Spagat zwischen Nachhaltigkeit und Klimapanik
Die Institution will grüner werden, allerdings ohne den Druck durch Klebe-Aktionen.
Vor zweieinhalb Jahren hat Katrin Vohland die wissenschaftliche Leitung des Naturhistorischen Museums in Wien übernommen. Es war nicht die leichteste Zeit, um ein Museum zu führen.
Nach der Durststrecke während der ersten Coronajahre haben sich die Besucherzahlen 2022 erholt. Nun folgen neue Herausforderungen – etwa der richtige Umgang mit Klimaaktivistinnen und -aktivisten. Im September wollten sich fünf Personen am Sockel eines Exponats festkleben, im November gelang es schließlich zwei Frauen. Die Demonstrierenden bekamen lebenslanges Hausverbot, die Sicherheitsvorkehrungen wurden jedoch nicht maßgeblich erhöht.
Kein fruchtbarer Diskurs
So bleibt es auch vorerst, betont Vohland. Die Generaldirektorin ist mittlerweile gut geübt im Improvisieren. Es sei aber schwierig, für alle Eventualitäten zu planen. An erster Stelle stehe jedenfalls die Bemühung, das Museum für die Öffentlichkeit zugänglich zu halten, betont sie.
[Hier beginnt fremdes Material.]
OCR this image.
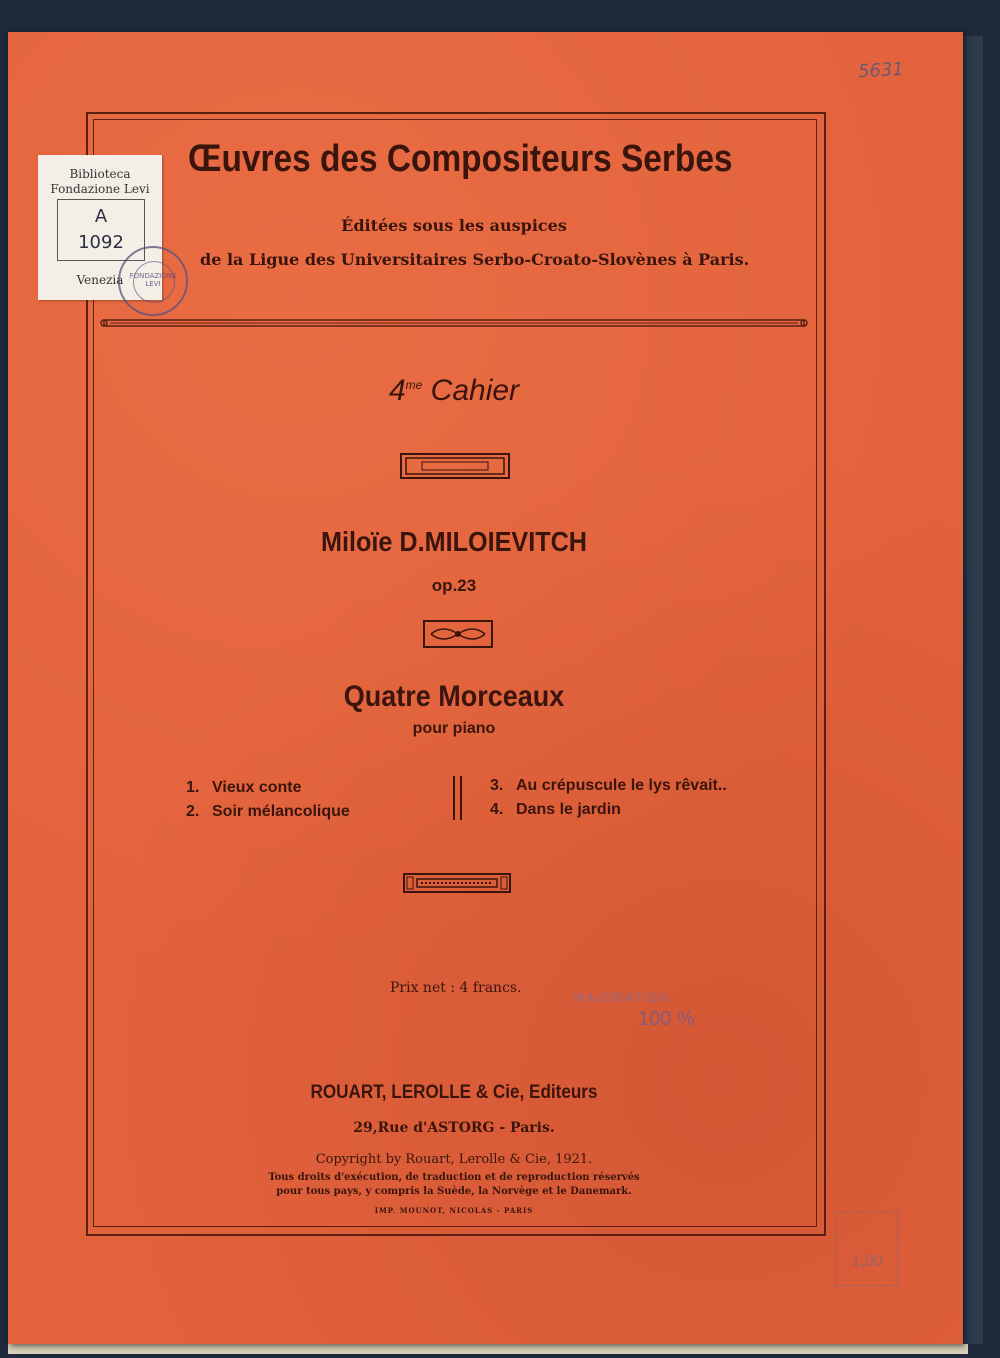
5631
Œuvres des Compositeurs Serbes
Éditées sous les auspices
de la Ligue des Universitaires Serbo-Croato-Slovènes à Paris.
Biblioteca
Fondazione Levi
A
1092
Venezia FONDAZIONE LEVI
$4^{me}$ Cahier
Miloïe D.MILOIEVITCH
op.23
Quatre Morceaux
pour piano
1. Vieux conte
2. Soir mélancolique
3. Au crépuscule le lys rêvait..
4. Dans le jardin
Prix net : 4 francs.
MAJORATION
100 %
ROUART, LEROLLE & Cie, Editeurs
29,Rue d'ASTORG - Paris.
Copyright by Rouart, Lerolle & Cie, 1921.
Tous droits d'exécution, de traduction et de reproduction réservés
pour tous pays, y compris la Suède, la Norvège et le Danemark.
IMP. MOUNOT, NICOLAS - PARIS
1,00
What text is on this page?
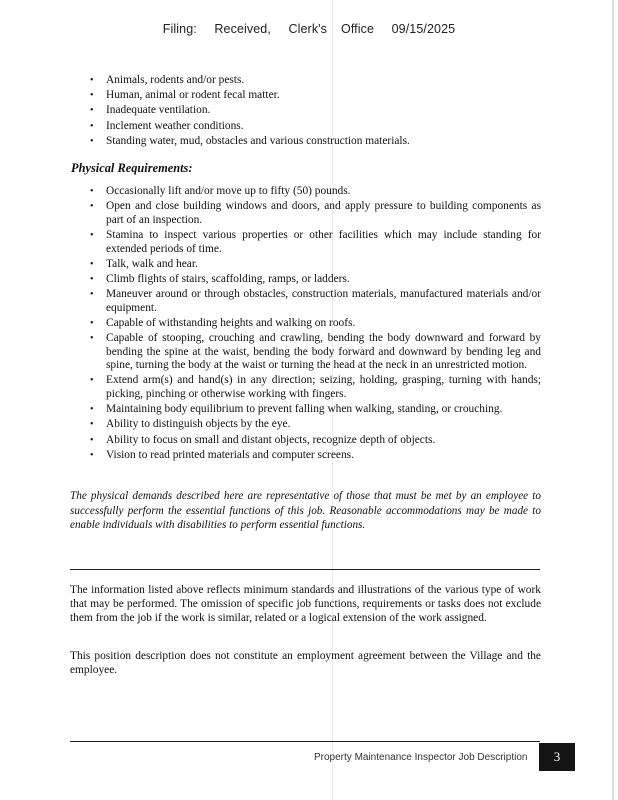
Filing: Received, Clerk's Office 09/15/2025
• Animals, rodents and/or pests.
• Human, animal or rodent fecal matter.
• Inadequate ventilation.
• Inclement weather conditions.
• Standing water, mud, obstacles and various construction materials.
Physical Requirements:
• Occasionally lift and/or move up to fifty (50) pounds.
• Open and close building windows and doors, and apply pressure to building components as part of an inspection.
• Stamina to inspect various properties or other facilities which may include standing for extended periods of time.
• Talk, walk and hear.
• Climb flights of stairs, scaffolding, ramps, or ladders.
• Maneuver around or through obstacles, construction materials, manufactured materials and/or equipment.
• Capable of withstanding heights and walking on roofs.
• Capable of stooping, crouching and crawling, bending the body downward and forward by bending the spine at the waist, bending the body forward and downward by bending leg and spine, turning the body at the waist or turning the head at the neck in an unrestricted motion.
• Extend arm(s) and hand(s) in any direction; seizing, holding, grasping, turning with hands; picking, pinching or otherwise working with fingers.
• Maintaining body equilibrium to prevent falling when walking, standing, or crouching.
• Ability to distinguish objects by the eye.
• Ability to focus on small and distant objects, recognize depth of objects.
• Vision to read printed materials and computer screens.
The physical demands described here are representative of those that must be met by an employee to successfully perform the essential functions of this job. Reasonable accommodations may be made to enable individuals with disabilities to perform essential functions.
The information listed above reflects minimum standards and illustrations of the various type of work that may be performed. The omission of specific job functions, requirements or tasks does not exclude them from the job if the work is similar, related or a logical extension of the work assigned.
This position description does not constitute an employment agreement between the Village and the employee.
Property Maintenance Inspector Job Description	3
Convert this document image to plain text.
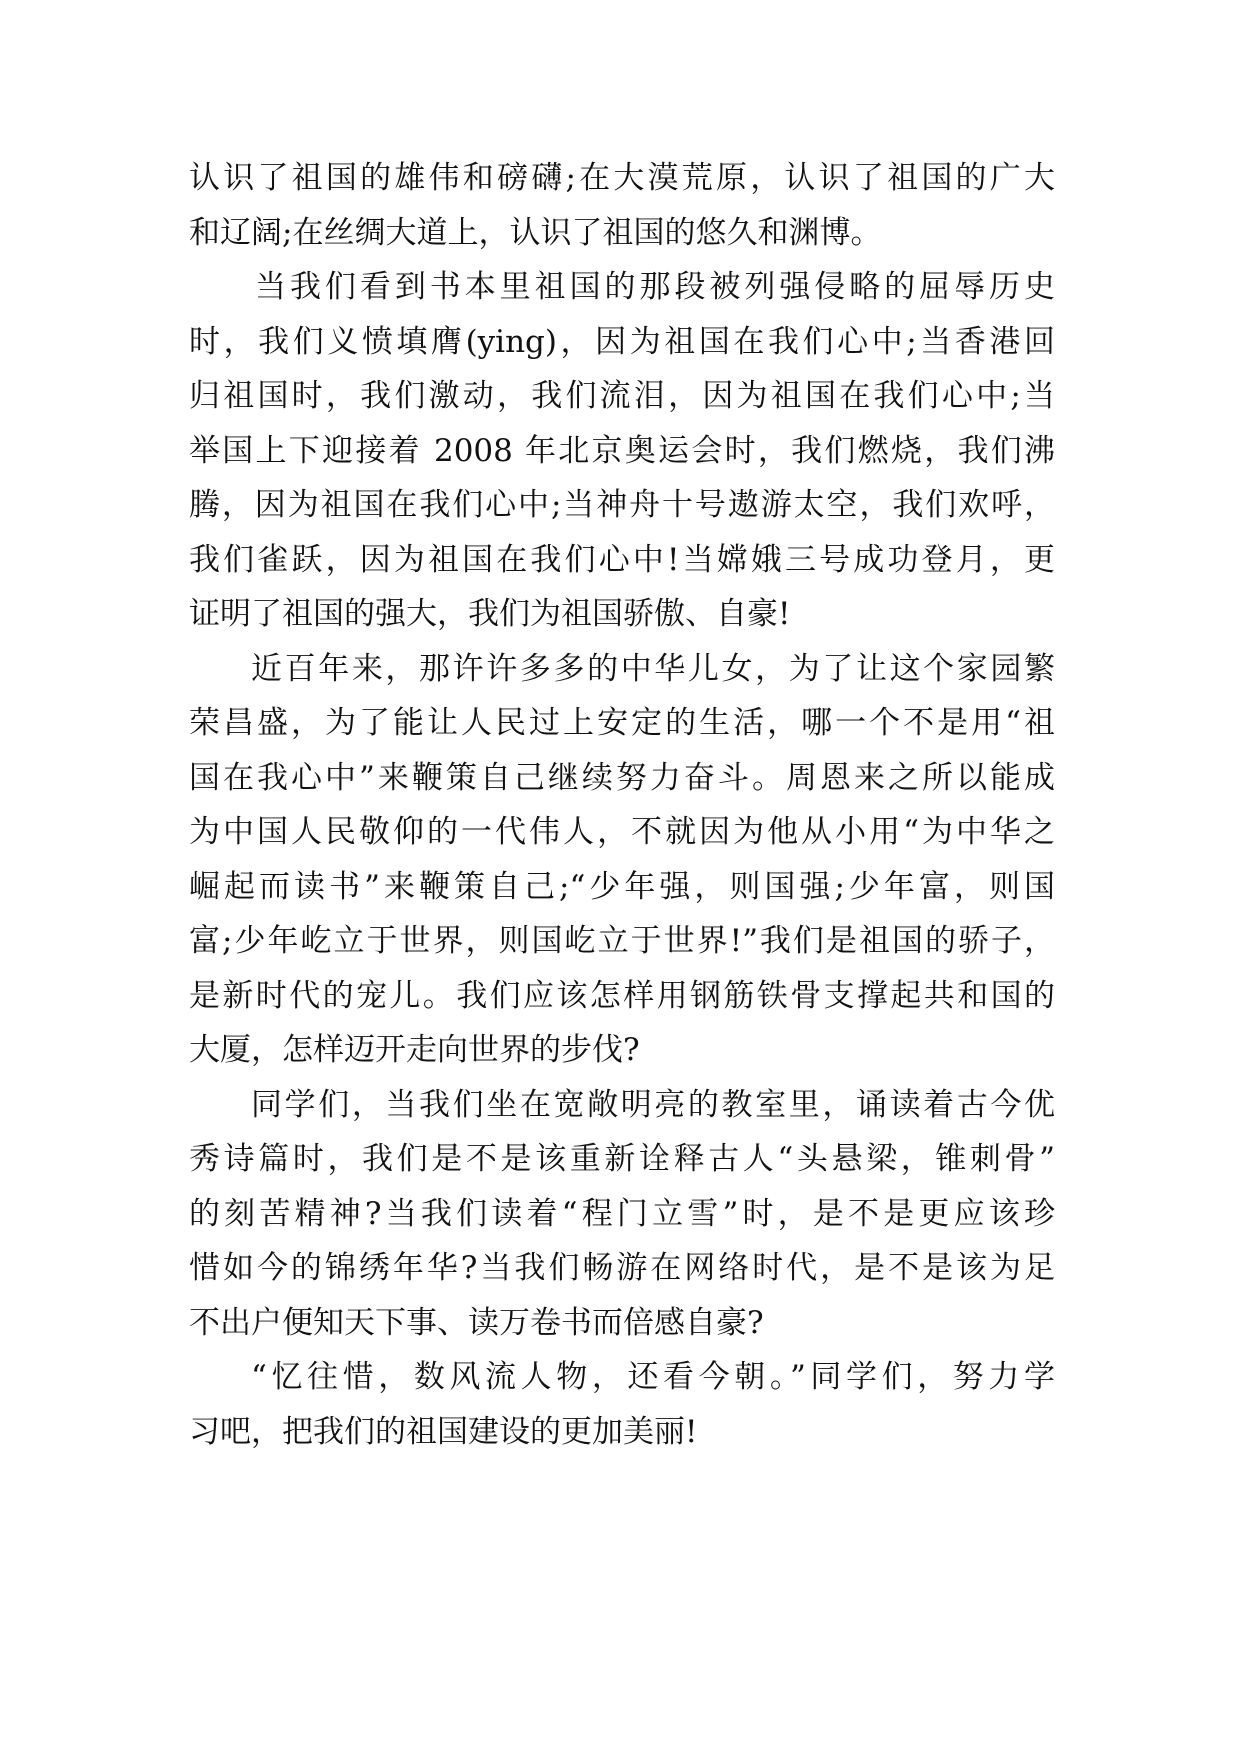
认识了祖国的雄伟和磅礴;在大漠荒原，认识了祖国的广大
和辽阔;在丝绸大道上，认识了祖国的悠久和渊博。
当我们看到书本里祖国的那段被列强侵略的屈辱历史
时，我们义愤填膺(ying)，因为祖国在我们心中;当香港回
归祖国时，我们激动，我们流泪，因为祖国在我们心中;当
举国上下迎接着 2008 年北京奥运会时，我们燃烧，我们沸
腾，因为祖国在我们心中;当神舟十号遨游太空，我们欢呼，
我们雀跃，因为祖国在我们心中!当嫦娥三号成功登月，更
证明了祖国的强大，我们为祖国骄傲、自豪!
近百年来，那许许多多的中华儿女，为了让这个家园繁
荣昌盛，为了能让人民过上安定的生活，哪一个不是用“祖
国在我心中”来鞭策自己继续努力奋斗。周恩来之所以能成
为中国人民敬仰的一代伟人，不就因为他从小用“为中华之
崛起而读书”来鞭策自己;“少年强，则国强;少年富，则国
富;少年屹立于世界，则国屹立于世界!”我们是祖国的骄子，
是新时代的宠儿。我们应该怎样用钢筋铁骨支撑起共和国的
大厦，怎样迈开走向世界的步伐?
同学们，当我们坐在宽敞明亮的教室里，诵读着古今优
秀诗篇时，我们是不是该重新诠释古人“头悬梁，锥刺骨”
的刻苦精神?当我们读着“程门立雪”时，是不是更应该珍
惜如今的锦绣年华?当我们畅游在网络时代，是不是该为足
不出户便知天下事、读万卷书而倍感自豪?
“忆往惜，数风流人物，还看今朝。”同学们，努力学
习吧，把我们的祖国建设的更加美丽!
Mit den Aktivistinnen und Aktivisten ist Vohland in Diskurs getreten, jedoch sei dieser nicht sehr fruchtbar gewesen. „Ich glaube schlichtweg nicht daran“, sagt sie, „dass die Welt in zwei Jahren untergeht.“
Erpressen lassen will sich die Leitung des Hauses nicht. Dass das Museum nachhaltiger werden muss, stehe aber außer Frage, hält auch dessen wirtschaftlicher Geschäftsführer, Markus Roboch, fest. Die FotovoltaikAnlage auf dem Dach wird ausgebaut, ein Anschluss an die Wiener Fernkälte ist ebenfalls geplant. Noch energieeffizienter könnte das
Haus mit Geothermie werden. Erste Probebohrungen dafür waren vielversprechend. Die riesigen doppelglasigen „Kastenfenster“haben auch nicht die beste Energiebilanz. Ob diese unter Beachtung des Denkmalschutzes „dicht gemacht“werden können, soll nun erforscht werden.
Öffnen für alle
Auch im sozialen Bereich wollen Vohland und Roboch in den nächsten Jahren einiges vorantreiben. So werden jetzt etwa längst überfällige zusätzliche Aufzüge im Innenhof gebaut. Menschen mit Rollstuhl oder Rollator sollen das denkmalgeschützte Gebäude genauso besuchen können wie alle anderen, sagt Vohland. Die vielen Hundert Kinderwagen, die oft in der Eingangshalle parken mussten, sollen damit ebenfalls Geschichte sein.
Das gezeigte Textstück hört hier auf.